Truck-zilla had lasted a few faithful years of service thus far, but the sheer size of it was almost embarrassing. Hiccup was barely tall enough to see across the hood if he was standing beside it and if it weren't for the grab handles and step bars, someone would had to have given him a boast just to get in.

He climbed into the back seat of the truck; Jack followed him far enough in to make himself useful. On the bench seat were three brown paper sacks. One sack contained two boxes of pancake mix and pre-packaged biscuits. The second was stacked with six-packs of soda cans. And the third was filled to the brim with a variety of candy. Hiccup felt cavities form in his teeth just looking at it all.

"Did you guys clean all the chocolate out of the candy aisle?" Hiccup wondered, digging through the bags and bags and bags of various candies. He didn't see anything that didn't contain chocolate. "I feel like we're chumming the waters with all this."

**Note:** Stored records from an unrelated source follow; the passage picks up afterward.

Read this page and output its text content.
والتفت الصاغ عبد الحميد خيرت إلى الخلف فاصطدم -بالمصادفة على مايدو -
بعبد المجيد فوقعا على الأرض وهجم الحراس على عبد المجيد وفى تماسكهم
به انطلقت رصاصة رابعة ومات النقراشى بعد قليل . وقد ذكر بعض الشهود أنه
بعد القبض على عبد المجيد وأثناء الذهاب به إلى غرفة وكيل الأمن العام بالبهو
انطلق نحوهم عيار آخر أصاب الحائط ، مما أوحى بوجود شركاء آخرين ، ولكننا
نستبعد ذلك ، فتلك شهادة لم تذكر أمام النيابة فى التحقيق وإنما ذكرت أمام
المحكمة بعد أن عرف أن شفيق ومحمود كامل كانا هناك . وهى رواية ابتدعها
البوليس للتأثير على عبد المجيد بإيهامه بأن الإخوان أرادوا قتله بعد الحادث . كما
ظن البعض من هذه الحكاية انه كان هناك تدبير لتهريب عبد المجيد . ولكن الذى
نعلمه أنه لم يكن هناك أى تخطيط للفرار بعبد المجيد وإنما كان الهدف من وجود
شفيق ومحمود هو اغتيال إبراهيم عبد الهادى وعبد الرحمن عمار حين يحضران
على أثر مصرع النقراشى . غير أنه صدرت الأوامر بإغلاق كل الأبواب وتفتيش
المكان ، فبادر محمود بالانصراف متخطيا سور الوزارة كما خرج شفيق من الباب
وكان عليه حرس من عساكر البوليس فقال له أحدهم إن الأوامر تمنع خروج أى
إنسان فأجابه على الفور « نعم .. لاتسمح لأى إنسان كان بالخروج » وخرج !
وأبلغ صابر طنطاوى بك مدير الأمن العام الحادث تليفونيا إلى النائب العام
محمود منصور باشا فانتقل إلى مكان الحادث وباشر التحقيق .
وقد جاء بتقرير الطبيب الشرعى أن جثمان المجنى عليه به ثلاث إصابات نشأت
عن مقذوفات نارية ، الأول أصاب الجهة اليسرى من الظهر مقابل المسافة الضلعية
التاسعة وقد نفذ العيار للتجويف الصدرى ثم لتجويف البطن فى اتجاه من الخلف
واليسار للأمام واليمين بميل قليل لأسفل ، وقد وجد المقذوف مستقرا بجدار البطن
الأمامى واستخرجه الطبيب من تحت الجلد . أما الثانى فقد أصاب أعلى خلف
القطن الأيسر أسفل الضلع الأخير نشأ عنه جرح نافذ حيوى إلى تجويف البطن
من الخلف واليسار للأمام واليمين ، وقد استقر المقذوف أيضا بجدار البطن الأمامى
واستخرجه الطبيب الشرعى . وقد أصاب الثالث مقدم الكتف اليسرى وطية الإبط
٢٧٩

"In my defense, I didn't spend the week surrounded by a bunch of hormonal teenage girls, so how was I supposed to know they'd all sync up? But if you don't want to be the one who gets mobbed, I'll take the candy sack." Jack offered, reaching for it.

"Uh-uh, you take the one with all the soda. I've done enough heavy lifting this week." Hiccup handed him the sack in question. He also passed over the one with the breakfast supplies. "And this one."

"Hey!"

Hiccup snatched up the last item on the seat, his favorite fleecy blanket that his dad had gotten him for Christmas years ago. Folded up, it felt thicker than usual. He groaned when he found his red parade shirt and khaki shorts nestled between the main fold.

"So much trying to leave this at home." he muttered, tossing the folded blanket into the top of the candy sack.

"It's supposed to rain tomorrow morning." Jack reminded him consolingly.

"Not hard enough to wash out the parade." Hiccup predicted sourly, scooting out of the truck. He hopped out and shut the door, then they set off back towards the school doors.


2nd A/N: Jack and Hiccup would not shut up. I swear to god they would not shut up. There is an entire block of dialogue that I ripped out because it kept sending the chapter off into different directions and I just couldn't get them out the freaking door in time without sending the word count over five thousand.